Renal vasodilation by a prostaglandin analog during dopaminergic and alpha-adrenergic blockade

The possible participation of dopaminergic and alpha-adrenergic renal vascular receptors in the renal blood flow response to a new prostaglandin (PG) analog was investigated in anesthetized dogs. Alpha-adrenergic blockade with phenoxybenzamine (POB) enhanced the renal blood flow (RBF) responses to intrarenal (ira) injections of (0.75 to 48 micrograms/kg) dopamine but not to the PG analog (0.05 to 20 micrograms/kg i.v.) or to PGE2 (0.32 to 40 ng/kg ira). In phenoxybenzamine-treated dogs, bulbocapnine, a dopamine antagonist, blocked the increases in RBF stimulated by intrarenal injections of 0.1 to 24 micrograms/kg dopamine but had no effect on the responses to 0.5 to 100 ng/kg of PGE2. When RBF was elevated to a stable plateau by treatment with the PG analog (0.05 mg/kg i.v.) or by intrarenal infusion of PGE2 (0.01 microgram/kg/min), bulbocapnine (100 micrograms/kg/min) did not alter the effects of either compound. In contrast, the effects of 6 micrograms/kg/min dopamine ira on RBF, mean arterial pressure and renal vascular resistance were reversed by bulbocapnine. We conclude that the PG analog and PGE2 increased RBF by mechanisms which were independent of dopaminergic and alpha-adrenergic pathways.

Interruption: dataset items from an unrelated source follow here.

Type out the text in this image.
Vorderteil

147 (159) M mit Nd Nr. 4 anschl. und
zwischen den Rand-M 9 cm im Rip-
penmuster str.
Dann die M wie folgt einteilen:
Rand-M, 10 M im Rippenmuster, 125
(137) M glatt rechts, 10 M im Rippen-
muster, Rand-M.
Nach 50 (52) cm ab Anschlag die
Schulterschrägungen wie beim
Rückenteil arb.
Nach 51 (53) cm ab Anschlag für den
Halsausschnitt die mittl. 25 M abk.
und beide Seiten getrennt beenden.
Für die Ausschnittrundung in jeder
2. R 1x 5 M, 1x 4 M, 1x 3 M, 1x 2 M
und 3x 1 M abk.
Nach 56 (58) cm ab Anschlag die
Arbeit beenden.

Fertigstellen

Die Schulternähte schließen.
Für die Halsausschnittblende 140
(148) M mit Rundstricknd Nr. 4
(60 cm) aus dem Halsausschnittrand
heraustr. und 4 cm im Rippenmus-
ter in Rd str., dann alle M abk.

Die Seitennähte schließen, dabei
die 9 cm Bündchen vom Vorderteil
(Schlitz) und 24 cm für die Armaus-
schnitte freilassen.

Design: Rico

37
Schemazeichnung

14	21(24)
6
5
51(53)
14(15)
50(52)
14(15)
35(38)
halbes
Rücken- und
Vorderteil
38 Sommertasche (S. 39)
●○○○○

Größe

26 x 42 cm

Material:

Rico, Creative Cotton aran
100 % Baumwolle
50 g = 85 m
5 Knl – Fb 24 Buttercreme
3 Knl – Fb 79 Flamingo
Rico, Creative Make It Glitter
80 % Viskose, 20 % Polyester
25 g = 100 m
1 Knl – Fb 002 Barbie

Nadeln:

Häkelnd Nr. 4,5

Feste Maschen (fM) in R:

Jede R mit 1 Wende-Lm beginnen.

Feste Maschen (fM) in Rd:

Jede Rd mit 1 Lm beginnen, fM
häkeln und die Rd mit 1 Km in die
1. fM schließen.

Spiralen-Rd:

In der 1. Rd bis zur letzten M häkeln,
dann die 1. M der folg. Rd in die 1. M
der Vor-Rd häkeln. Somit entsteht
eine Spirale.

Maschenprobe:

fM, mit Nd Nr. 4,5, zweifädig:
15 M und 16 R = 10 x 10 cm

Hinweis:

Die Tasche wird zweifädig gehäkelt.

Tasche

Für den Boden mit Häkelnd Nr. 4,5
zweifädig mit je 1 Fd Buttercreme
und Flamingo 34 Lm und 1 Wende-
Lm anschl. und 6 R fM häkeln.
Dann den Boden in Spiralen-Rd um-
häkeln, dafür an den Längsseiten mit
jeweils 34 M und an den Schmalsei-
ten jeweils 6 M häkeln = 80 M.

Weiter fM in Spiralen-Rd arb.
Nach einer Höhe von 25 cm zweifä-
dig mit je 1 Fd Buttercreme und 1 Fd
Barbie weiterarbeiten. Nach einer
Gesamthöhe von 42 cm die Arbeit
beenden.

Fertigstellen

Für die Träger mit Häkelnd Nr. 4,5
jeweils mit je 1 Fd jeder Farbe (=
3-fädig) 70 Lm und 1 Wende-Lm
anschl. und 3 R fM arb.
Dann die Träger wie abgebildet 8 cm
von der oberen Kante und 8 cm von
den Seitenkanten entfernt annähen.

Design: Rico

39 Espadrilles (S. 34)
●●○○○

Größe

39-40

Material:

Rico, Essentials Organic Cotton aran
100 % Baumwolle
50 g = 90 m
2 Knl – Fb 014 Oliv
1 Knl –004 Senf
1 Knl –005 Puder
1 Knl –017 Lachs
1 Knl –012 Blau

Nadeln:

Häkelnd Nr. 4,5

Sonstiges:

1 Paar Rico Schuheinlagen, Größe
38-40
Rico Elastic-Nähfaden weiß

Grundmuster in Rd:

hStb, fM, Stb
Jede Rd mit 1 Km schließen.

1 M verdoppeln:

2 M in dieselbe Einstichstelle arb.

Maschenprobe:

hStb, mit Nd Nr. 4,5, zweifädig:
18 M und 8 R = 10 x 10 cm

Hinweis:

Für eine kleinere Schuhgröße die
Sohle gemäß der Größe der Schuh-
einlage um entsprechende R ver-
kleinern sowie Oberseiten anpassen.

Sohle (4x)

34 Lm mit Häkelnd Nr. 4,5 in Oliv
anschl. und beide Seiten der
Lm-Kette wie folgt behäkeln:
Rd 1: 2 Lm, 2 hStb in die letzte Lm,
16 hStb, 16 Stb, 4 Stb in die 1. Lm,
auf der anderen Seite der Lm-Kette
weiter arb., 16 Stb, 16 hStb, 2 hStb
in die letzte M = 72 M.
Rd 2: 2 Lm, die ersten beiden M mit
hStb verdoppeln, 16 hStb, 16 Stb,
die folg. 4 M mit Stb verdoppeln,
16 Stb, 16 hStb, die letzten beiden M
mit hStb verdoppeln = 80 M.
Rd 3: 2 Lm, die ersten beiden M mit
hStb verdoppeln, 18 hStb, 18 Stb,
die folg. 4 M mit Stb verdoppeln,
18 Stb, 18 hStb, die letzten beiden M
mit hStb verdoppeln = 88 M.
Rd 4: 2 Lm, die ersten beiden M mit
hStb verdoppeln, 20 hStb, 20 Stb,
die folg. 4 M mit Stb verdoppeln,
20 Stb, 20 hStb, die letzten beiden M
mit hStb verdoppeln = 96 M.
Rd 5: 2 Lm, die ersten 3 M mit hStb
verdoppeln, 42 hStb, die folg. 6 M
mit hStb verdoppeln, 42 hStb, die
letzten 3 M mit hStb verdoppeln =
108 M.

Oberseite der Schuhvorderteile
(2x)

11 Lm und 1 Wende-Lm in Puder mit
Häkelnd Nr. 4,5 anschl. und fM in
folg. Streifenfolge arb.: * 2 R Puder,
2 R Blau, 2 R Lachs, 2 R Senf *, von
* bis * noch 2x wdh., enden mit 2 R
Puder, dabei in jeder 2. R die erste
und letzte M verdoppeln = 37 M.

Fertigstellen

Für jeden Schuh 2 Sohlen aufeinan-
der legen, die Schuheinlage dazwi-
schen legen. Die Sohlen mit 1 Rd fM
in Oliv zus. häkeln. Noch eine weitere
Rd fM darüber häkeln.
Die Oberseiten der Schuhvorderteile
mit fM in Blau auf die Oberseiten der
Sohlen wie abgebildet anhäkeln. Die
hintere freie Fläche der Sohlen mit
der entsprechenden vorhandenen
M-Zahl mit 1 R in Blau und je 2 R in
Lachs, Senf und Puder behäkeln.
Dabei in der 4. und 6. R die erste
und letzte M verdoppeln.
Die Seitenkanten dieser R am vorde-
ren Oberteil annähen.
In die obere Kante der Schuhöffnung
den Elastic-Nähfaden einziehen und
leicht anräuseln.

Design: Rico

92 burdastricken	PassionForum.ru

Cardiovascular responses to an isosterically modified prostaglandin analog in conscious dogs

The cardiovascular effects of oral and intravenous administration of 0.05 and 0.1 mg/kg of the isosterically modified prostaglandin (PG) analog, (+)- 4-(3-[3-[2-(1-hydroxycyclohexyl)ethyl]-4-oxo-thiazolidinyl] propyl) benzoic acid were ascertained in conscious mongrels. After 0.05 mg/kg p.o., mean arterial pressure (MAP), obtained from indwelling catheters, fell from 105 +/- 1 to 100 +/- 4 mm Hg and total peripheral resistance (TPR) decreased from 0.062 +/- 0.006 to 0.039 +/- 0.002 mm Hg/ml/min. Cardiac output (CO), measured via electromagnetic flow probes, rose from 1.8 +/- 0.2 to 2.6 +/- 0.1 l/min and heart rate from 109 +/- 13 to 128 +/- 8 beats/min. The 0.1 mg/kg p.o. dose produced similar results. Intravenous injection of 0.1 mg/kg immediately dropped MAP from 103 +/- 6 to 58 +/- 3 mm Hg and TPR from 0.049 +/- .006 to .014 +/- .002 mm Hg/ml/min. CO climbed from 2.3 +/- 0.2 to 5.3 +/- 0.5 l/min and HR increased from 126 +/- 9 to 254 +/- 14 beats/min. Stroke volume was not affected by either oral or intravenous administration of the PG analog. Pretreatment with 100 micrograms/kg timolol blunted the CO and HR responses to 0.1 mg/kg iv of the PG analog without affecting the depressor response. Metaraminol infused during injection of 0.1 mg/kg iv of the PG analog diminished all responses. When compared to the cardiovascular effects of hydralazine and nitroprusside, the profile of the PG analog activity closely resembled that produced by the arterial vasodilator, hydralazine; in contrast, nitroprusside (which also dilates veins) reduced stroke volume, but did not significantly affect HR. In conclusion, dilation of the resistance vessels by the PG analog decreased MAP and TPR and reflexly elevated CO and HR in conscious dogs.